A esperança de um futuro de ‘’Líquido Zero’’ está desaparecendo?

Riscos e resiliênciaArtigo23 de novembro de 2022

No curto prazo, parece que os países estão abandonando seus planos de transição energética e a meta de limitar o aquecimento global a menos de 2°C. Mas, a médio e longo prazo, ainda há um lampejo de esperança de um futuro Líquido Zero

Compartilhe isto

A pandemia da COVID-19 teve um lado positivo: queda na demanda global de energia que resultou em menores emissões de dióxido de carbono (CO2). Isso foi apoiado por um aumento na geração de eletricidade renovável e nas vendas de veículos elétricos, enquanto os subsídios aos combustíveis fósseis caíram. Um futuro Líquido Zero parecia alcançável. E mesmo quando as emissões começaram a aumentar à medida que as economias emergiam dos bloqueios, ainda havia otimismo de que, se o mundo pode se unir para derrotar uma pandemia, juntos também podemos derrotar outra crise existencial: a mudança climática.

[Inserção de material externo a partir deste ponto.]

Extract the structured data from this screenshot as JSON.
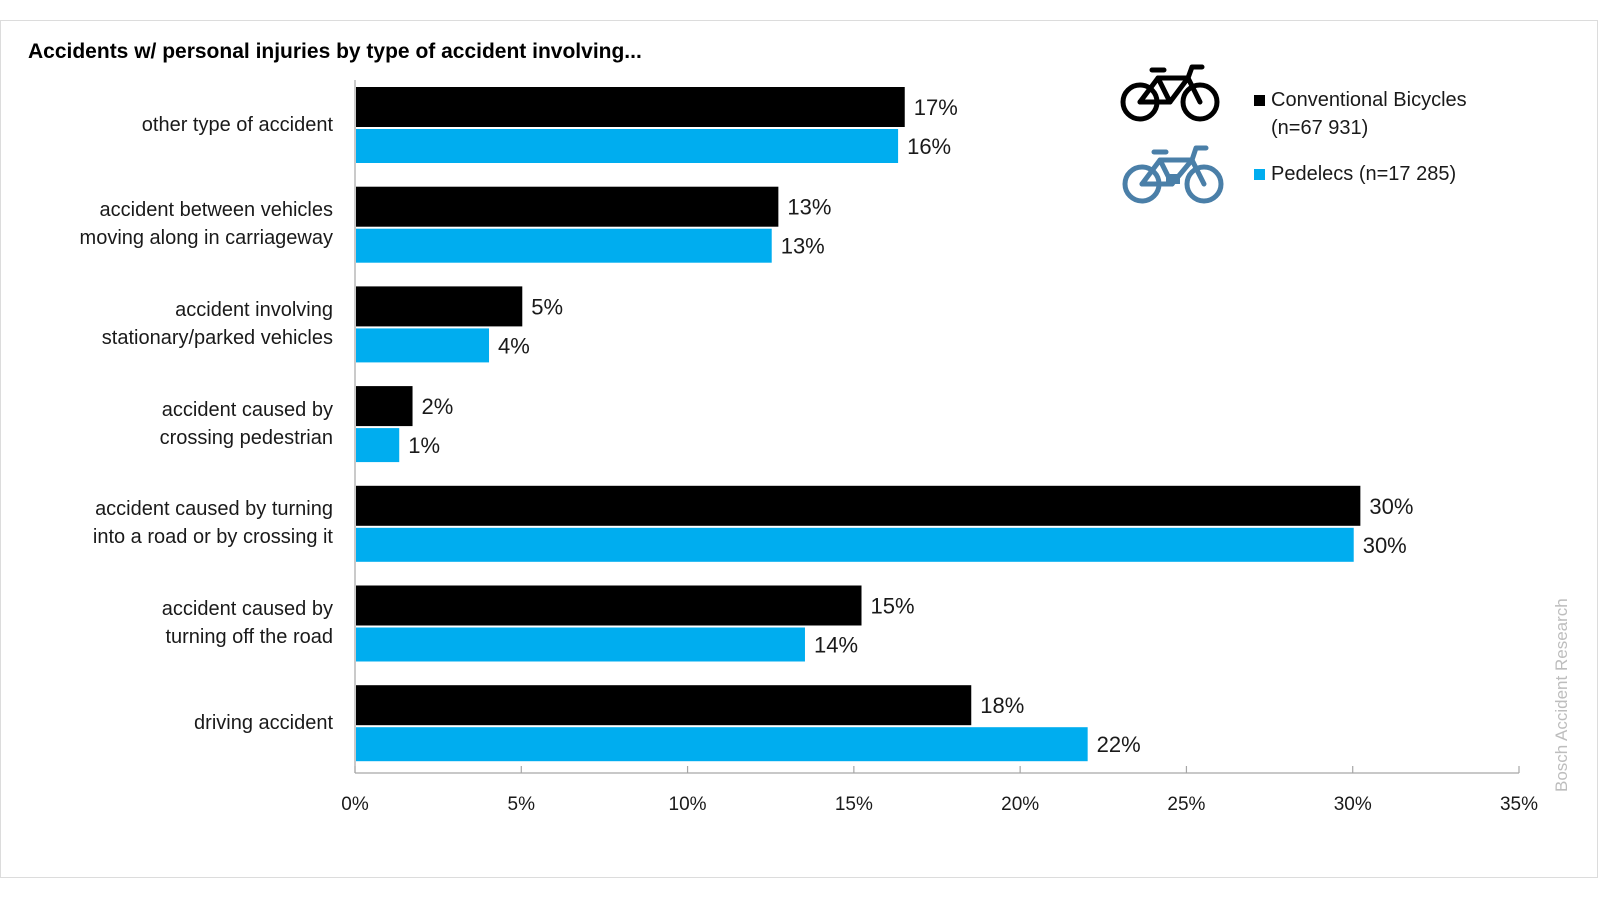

Mas a última crise global ainda não parece ter um lado positivo. A guerra da Rússia contra a Ucrânia polarizou o mundo, desencadeou crises energéticas e alimentares e está causando um aumento da inflação global e do custo de vida.

E em termos da crise climática, a guerra colocou a questão da segurança energética no topo da agenda política, em detrimento da transição energética. Isso poderia exacerbar a mudança climática.

Um contratempo climático, por exemplo, é o aumento da demanda de carvão. Apesar da desaceleração da economia global e dos bloqueios na China, a demanda de carvão deverá voltar ao seu máximo histórico em 2022 - igualando o recorde estabelecido em 2013. Um aumento no consumo desse combustível fóssil mais poluente está sendo alimentado pelo aumento dos preços do gás natural, que intensificou a troca de gás por carvão em muitos países. Na Europa, vários países estão estendendo a vida útil das usinas de carvão programadas para fechamento, reabrindo usinas fechadas ou aumentando os limites de seus horários de funcionamento para reduzir o consumo de gás – que está em falta após várias ações da Rússia para interromper o fluxo dos gasodutos.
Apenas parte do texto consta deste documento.